Como sempre acontece nas últimas décadas, a chuva um pouco mais forte foi suficiente para detonar a cidade e matar pessoas. 

As desculpas são sempre as mesmas: choveu tantos milímetros como nunca, aconteceu o imponderável e outras mentiras estapafúrdias que só convencem os desmemoriados ou desinformados. Ora, se o volume de chuva é grande, o que resolverá? Não é apenas noticiando que choveu demais...

Pouco antes de eu nascer, aconteceu a tempestade de 1966. Durante anos e anos ela foi uma referência de desastre. Aí veio a tempestade de 1988 que parou o Rio por dias e dias - eu era garoto, trabalhei que nem um cão. E depois vieram outras e outras e outras. 
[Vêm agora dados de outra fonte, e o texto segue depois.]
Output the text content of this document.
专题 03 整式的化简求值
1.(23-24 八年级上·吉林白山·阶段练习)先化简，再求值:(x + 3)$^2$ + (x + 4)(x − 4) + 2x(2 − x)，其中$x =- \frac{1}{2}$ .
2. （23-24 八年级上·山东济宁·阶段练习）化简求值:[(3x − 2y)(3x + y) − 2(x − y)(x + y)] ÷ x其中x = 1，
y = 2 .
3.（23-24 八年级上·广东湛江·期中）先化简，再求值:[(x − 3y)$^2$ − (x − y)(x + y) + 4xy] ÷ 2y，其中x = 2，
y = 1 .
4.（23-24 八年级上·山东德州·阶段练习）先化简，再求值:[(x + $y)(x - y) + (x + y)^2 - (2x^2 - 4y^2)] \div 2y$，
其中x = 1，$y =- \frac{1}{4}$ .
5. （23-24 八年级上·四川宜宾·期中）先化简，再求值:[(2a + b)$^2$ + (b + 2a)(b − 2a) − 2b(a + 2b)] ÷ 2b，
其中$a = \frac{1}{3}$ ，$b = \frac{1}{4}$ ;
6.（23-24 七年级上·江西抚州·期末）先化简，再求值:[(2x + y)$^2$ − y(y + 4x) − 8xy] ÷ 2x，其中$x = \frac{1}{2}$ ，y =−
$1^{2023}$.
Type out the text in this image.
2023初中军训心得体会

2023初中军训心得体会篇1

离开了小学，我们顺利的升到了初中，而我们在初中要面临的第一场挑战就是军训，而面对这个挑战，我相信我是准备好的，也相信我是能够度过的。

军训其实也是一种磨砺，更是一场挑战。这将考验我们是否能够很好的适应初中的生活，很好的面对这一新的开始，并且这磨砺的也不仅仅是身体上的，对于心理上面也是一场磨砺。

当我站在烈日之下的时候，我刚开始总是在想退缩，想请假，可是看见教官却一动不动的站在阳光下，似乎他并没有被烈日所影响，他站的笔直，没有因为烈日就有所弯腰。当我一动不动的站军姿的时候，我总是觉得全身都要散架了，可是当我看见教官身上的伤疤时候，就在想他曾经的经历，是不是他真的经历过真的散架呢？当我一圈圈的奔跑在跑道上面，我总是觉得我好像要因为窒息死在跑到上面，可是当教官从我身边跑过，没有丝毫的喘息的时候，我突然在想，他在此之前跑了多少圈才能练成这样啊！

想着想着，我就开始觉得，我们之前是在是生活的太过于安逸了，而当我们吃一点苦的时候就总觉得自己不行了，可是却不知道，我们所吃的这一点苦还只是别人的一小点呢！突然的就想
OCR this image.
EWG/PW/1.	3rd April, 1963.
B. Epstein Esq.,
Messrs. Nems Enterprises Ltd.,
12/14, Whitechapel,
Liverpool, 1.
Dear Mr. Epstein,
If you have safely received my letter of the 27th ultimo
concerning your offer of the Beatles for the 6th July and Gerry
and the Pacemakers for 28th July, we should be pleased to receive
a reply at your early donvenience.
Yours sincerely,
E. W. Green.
Pouca gente fala, mas a sensação de abandono é tamanha que, ao longo dos tempos, as pessoas passaram a ter medo da chuva no Rio de Janeiro. Basta o céu nublado que as ruas se esvaziam, as pessoas se escondem, compromissos são desmarcados e muitos dias úteis viram ociosos. E é pra ter medo mesmo. A falta de manutenção do sistema elétrico pode te dar um choque mortal, ou você pode ser arrastado pelas águas em plena região urbanizada. Nem é preciso dizer do sofrimento de tanta gente e encostas e lugares de risco. 

Às seis e meia da manhã, o gris do céu tem cheiro de morte. Somado à véspera do aniversário do golpe militar, compõe um conjunto deprimente. Deprimente.